Open Source Code No The mutated CSPs can be downloaded at http://ls13-www.cs.tu-dortmund.de/homepage/hp_ downloads/jair/csps.zip. All diagnosis algorithms evaluated in this paper were implemented in Java unless noted otherwise. (The provided URL is for datasets, not the methodology's source code, and there is no explicit statement of code release for the algorithms described.)
Open Datasets Yes We used electronic circuit benchmarks from the DX Competition 2011 Synthetic Track, faulty descriptions of Constraint Satisfaction Problems (CSPs), as well as problems from the domain of ontology debugging. ... The mutated CSPs can be downloaded at http://ls13-www.cs.tu-dortmund.de/homepage/hp_ downloads/jair/csps.zip. ... For this set of experiments, we selected the first five systems of the DX Competition 2011 Synthetic Track (see Table 1) (Kurtoglu & Feldman, 2011). ... In this set of experiments we used a number of CSP instances from the 2008 CP solver competition (Lecoutre, Roussel, & van Dongen, 2008) ... The same dataset to evaluate the performance gains when applying our parallelization schemes to the ontology debugging problem. The details of the different tested ontologies are given in Table 10. (Kalyanpur, Parsia, Horridge, & Sirin, 2007)
Dataset Splits Yes For each system, the competition specifies 20 scenarios with injected faults resulting in different faulty output values. ... We first generated a random solution using the original CSP formulations. From each solution, we randomly picked about 10% of the variables and stored their value assignments, which then served as test cases. ... The test cases are sets of logical sentences which must be entailed by the ontology (positive) or not entailed by the ontology (negative).
Hardware Specification Yes The hardware we used for the evaluation in this chapter a laptop with an Intel i7-3632QM CPU, 16GB RAM, running Windows 8 also had four cores with hyperthreading. The results of an evaluation on server hardware with 12 cores are reported later in this Section.

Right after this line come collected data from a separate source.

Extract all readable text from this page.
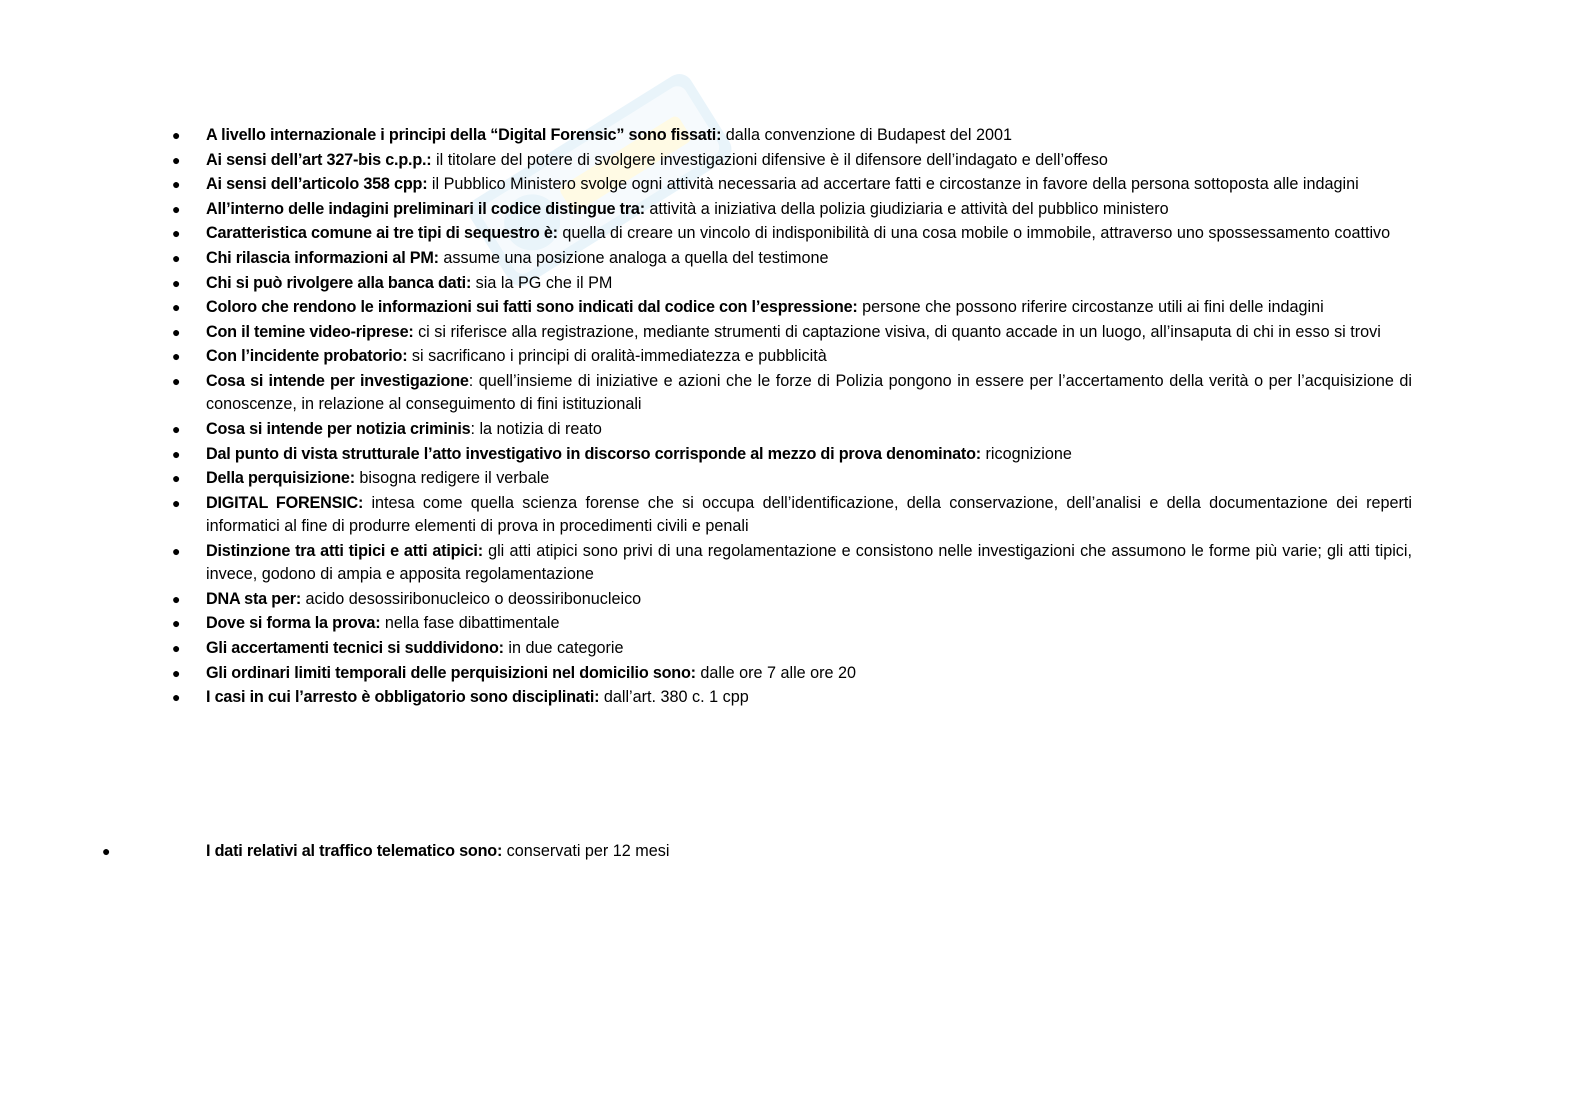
● A livello internazionale i principi della “Digital Forensic” sono fissati: dalla convenzione di Budapest del 2001
● Ai sensi dell’art 327-bis c.p.p.: il titolare del potere di svolgere investigazioni difensive è il difensore dell’indagato e dell’offeso
● Ai sensi dell’articolo 358 cpp: il Pubblico Ministero svolge ogni attività necessaria ad accertare fatti e circostanze in favore della persona sottoposta alle indagini
● All’interno delle indagini preliminari il codice distingue tra: attività a iniziativa della polizia giudiziaria e attività del pubblico ministero
● Caratteristica comune ai tre tipi di sequestro è: quella di creare un vincolo di indisponibilità di una cosa mobile o immobile, attraverso uno spossessamento coattivo
● Chi rilascia informazioni al PM: assume una posizione analoga a quella del testimone
● Chi si può rivolgere alla banca dati: sia la PG che il PM
● Coloro che rendono le informazioni sui fatti sono indicati dal codice con l’espressione: persone che possono riferire circostanze utili ai fini delle indagini
● Con il temine video-riprese: ci si riferisce alla registrazione, mediante strumenti di captazione visiva, di quanto accade in un luogo, all’insaputa di chi in esso si trovi
● Con l’incidente probatorio: si sacrificano i principi di oralità-immediatezza e pubblicità
● Cosa si intende per investigazione: quell’insieme di iniziative e azioni che le forze di Polizia pongono in essere per l’accertamento della verità o per l’acquisizione di conoscenze, in relazione al conseguimento di fini istituzionali
● Cosa si intende per notizia criminis: la notizia di reato
● Dal punto di vista strutturale l’atto investigativo in discorso corrisponde al mezzo di prova denominato: ricognizione
● Della perquisizione: bisogna redigere il verbale
● DIGITAL FORENSIC: intesa come quella scienza forense che si occupa dell’identificazione, della conservazione, dell’analisi e della documentazione dei reperti informatici al fine di produrre elementi di prova in procedimenti civili e penali
● Distinzione tra atti tipici e atti atipici: gli atti atipici sono privi di una regolamentazione e consistono nelle investigazioni che assumono le forme più varie; gli atti tipici, invece, godono di ampia e apposita regolamentazione
● DNA sta per: acido desossiribonucleico o deossiribonucleico
● Dove si forma la prova: nella fase dibattimentale
● Gli accertamenti tecnici si suddividono: in due categorie
● Gli ordinari limiti temporali delle perquisizioni nel domicilio sono: dalle ore 7 alle ore 20
● I casi in cui l’arresto è obbligatorio sono disciplinati: dall’art. 380 c. 1 cpp
●	I dati relativi al traffico telematico sono: conservati per 12 mesi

Software Dependencies No In the experiments we used Choco (Prud homme, Fages, & Lorca, 2015) as a constraint solver... For our evaluation we use the Gecode constraint solver (Schulte, Lagerkvist, & Tack, 2016). In particular, we use the parallelization option of Gecode to test its effects on the diagnosis running times. ... We use Mini Zinc as a constraint modeling language. ... As an underlying description logic reasoner, we used Pellet (Sirin, Parsia, Grau, Kalyanpur, & Katz, 2007). The manipulation of the knowledge bases during the diagnosis process was accomplished with the OWL-API (Horridge & Bechhofer, 2011). (No explicit version numbers like "Choco 2.1.5" or "Gecode 4.2.0" are provided for the named software components.)
Experiment Setup Yes For the parallel approaches, we used a thread pool of size four. ... For this test we compared FP with 4, 8, 10, and 12 threads to the sequential algorithm. ... We limited the search depth to 4 for all experiments to speed up the benchmark process. ... for the goal is to find all minimal diagnoses ... when the goal is to find a few leading diagnoses ... for scenarios in which we search for one single diagnosis.